Option greeks

[Mezzala95]

Hi all,

Looking for a formula that depicts the relationship between all the option greeks; delta, gamma, vega, theta, and rho.

For example, the portfolio value *rf formula (below) is extremely useful for theta/delta/gamma/vega relationship (assuming non-delta neutral portfolio).

Such that I'm easily able to transpose to make any of them the subject, to derive a relationship.

Wanted to know if there was another formula that incorporates rho as well?

 

[Lu Shu Kai FRM]

Hi @Mezzala95 ,

Not sure if you've noticed, but you are actually quoting the famous Black-Scholes equation (not formula, the PDE) in your Theta-Delta-Gamma equation. I don't see a Vega in your equation and it isn't the variance, Vega refers to a certain quantity change in option price/premium per 1% change in the volatility. You can refer to section 5.4.4.1 Derivation of Black-Scholes equation from https://bookdown.org/maxime_debellefroid/MyBook/the-greeks.html where I read up on the explanation.

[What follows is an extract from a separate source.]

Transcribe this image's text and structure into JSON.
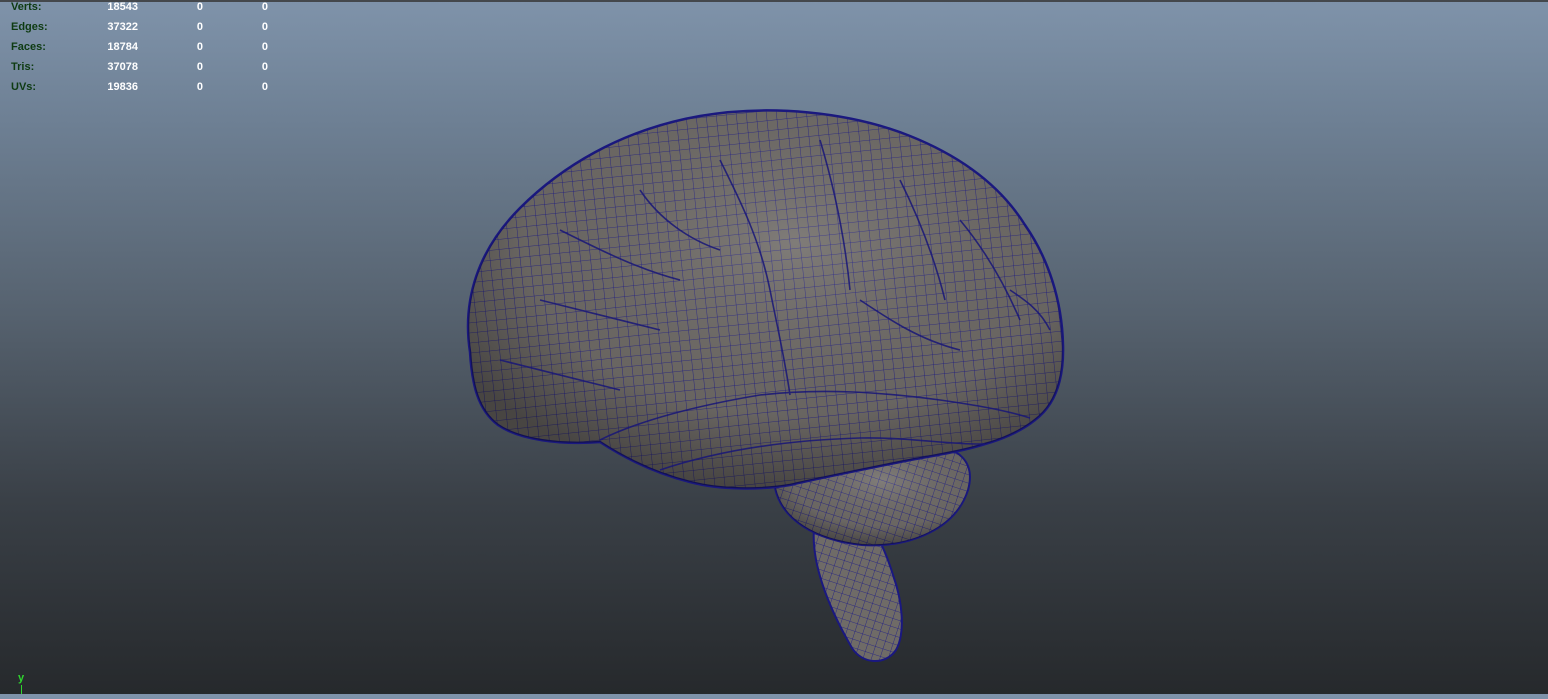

In summary, the value of a option can be replicated as a hedged portfolio that evolves at the risk-free rate by supplementing the option with delta times the underlying stock. This hedging process is also known as continuous delta hedging that was mentioned in The Pricing of Options and Corporate Liabilities in 1973. The equation given by bookdown is similar to yours:

Theta + 0.5*Gamma*S^2*sigma^2 = r*(V - Delta*S)

Where V is the value of the option. The right side of the equation r*(V - Delta*S) is the cost of constructing the hedged portfolio (interest over time). The left side just links this to the loss of the option value due to Theta and the profit due to Gamma (which is always positive for a call option and the stock component being squared) - this might require some thinking on your part because I can't explain it in a simpler way (sorry). The reason why the left and right sides are considered to be equal is because we are essentially fighting the loss of the option value from the Theta with the profit from Gamma and rebalancing with Delta, from section 5.4.4 Gamma and Theta are always flirting (bookdown explains this much better than me).

I don't think there are instances of Vega and Rho being included in the Black-Scholes PDE (but I could be wrong!). Perhaps a more intelligent Turtle may help out with this. Hope my two cents were helpful!